Отдельный аспект — увольнение военнослужащих, которые по разным причинам не могут делать значительный вклад в деятельность армии, а иногда, откровенно говоря, становятся бременем для военных подразделений. Действующую систему, которая оставляет этих людей служить, в частности в резервных батальонах, без явной пользы и вместе с тем тратит на них и без того крайне ограниченные ресурсы, следует срочно пересмотреть. Предоставление командирам права инициировать увольнение в таких случаях может значительно повысить эффективность использования военного персонала.
Недопустимая медлительность перемен
Проблемы, которые беспокоят ВСУ, должны стать предметом пристального внимания на высшем военно-политическом уровне. Они непосредственно влияют на способность привлекать новый личный состав как через мобилизацию, так и через рекрутинг, и потому остро нуждаются в эффективных решениях.
Однако, несмотря на некоторые позитивные сдвиги, общий прогресс в реализации необходимых реформ происходит недопустимо медленно.
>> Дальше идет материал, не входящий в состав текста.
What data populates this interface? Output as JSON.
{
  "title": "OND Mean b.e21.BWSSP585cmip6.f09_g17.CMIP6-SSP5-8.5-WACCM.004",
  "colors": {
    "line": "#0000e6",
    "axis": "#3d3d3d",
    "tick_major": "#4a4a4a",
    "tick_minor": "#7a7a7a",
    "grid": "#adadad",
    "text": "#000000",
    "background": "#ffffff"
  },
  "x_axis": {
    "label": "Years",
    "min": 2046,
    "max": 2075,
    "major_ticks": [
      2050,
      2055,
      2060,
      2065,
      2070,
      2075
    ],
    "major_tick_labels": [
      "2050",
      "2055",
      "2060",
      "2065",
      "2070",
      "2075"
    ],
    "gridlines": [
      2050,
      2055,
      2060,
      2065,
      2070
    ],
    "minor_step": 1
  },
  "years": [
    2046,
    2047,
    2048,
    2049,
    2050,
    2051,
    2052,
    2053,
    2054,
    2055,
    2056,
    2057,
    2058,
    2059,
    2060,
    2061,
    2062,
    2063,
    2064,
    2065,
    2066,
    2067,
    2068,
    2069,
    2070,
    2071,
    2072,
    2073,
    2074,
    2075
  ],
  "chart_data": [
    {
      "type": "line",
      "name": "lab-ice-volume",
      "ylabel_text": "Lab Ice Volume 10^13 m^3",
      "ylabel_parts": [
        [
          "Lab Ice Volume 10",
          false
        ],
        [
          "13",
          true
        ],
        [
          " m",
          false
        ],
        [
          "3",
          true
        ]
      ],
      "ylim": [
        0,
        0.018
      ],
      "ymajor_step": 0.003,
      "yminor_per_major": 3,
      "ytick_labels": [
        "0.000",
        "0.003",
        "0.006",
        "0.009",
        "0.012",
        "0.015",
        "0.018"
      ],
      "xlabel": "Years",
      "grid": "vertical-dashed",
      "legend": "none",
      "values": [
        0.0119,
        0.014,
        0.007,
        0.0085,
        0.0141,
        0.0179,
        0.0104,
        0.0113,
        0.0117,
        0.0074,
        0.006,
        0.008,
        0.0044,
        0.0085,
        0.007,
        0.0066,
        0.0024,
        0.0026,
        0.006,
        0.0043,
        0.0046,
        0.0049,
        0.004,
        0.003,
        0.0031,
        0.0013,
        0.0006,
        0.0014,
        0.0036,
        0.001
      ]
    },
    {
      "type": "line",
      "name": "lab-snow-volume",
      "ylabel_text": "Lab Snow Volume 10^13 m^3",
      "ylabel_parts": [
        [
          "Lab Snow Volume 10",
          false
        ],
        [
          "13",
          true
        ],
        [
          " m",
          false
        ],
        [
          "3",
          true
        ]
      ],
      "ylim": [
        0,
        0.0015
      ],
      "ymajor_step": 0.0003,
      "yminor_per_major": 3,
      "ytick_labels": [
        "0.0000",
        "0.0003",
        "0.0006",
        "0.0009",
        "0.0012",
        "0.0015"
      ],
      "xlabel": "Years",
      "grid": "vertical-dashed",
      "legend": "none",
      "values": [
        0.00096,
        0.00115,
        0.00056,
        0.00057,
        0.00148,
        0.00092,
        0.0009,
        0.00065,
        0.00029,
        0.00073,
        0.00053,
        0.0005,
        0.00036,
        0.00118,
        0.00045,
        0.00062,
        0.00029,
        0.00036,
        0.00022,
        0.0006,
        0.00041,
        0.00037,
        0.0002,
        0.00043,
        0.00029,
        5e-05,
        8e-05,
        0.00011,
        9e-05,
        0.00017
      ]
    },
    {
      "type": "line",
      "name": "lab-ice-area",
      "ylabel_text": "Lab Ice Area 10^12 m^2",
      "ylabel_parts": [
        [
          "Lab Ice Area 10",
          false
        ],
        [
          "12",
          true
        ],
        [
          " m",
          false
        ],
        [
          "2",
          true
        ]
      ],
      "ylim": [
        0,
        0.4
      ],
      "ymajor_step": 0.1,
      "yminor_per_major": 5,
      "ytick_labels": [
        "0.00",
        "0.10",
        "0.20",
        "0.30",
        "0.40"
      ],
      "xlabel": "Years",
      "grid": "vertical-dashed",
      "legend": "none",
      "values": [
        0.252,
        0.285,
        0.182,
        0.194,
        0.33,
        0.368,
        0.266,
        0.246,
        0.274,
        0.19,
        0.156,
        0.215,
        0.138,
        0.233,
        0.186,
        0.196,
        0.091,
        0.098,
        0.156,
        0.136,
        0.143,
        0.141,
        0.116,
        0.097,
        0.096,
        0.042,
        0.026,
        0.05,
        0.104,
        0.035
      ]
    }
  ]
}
Такое впечатление, что государственные призывы к единству и вкладу в дело защиты страны не всегда воплощаются в действие на уровне внедрения изменений. Как иллюстрацию можно привести процесс принятия и подписания закона, направленного на упрощение военной бюрократии, который непонятно почему продолжался почти четыре месяца.
Есть ли надежда, что описанный выше широкий круг проблем получит не только широкое признание, но и активную поддержку со стороны высших эшелонов власти? Чрезвычайно важно, чтобы время на подготовку и реализацию инициатив по искоренению советского наследия в ВСУ не напоминало медлительность, с которой был подписан упомянутый выше закон.
Конституционные обязательства есть не только у украинских мужчин. Обязательства правительства перед защитниками нации не менее важны, но намного меньше признаны в публичном пространстве.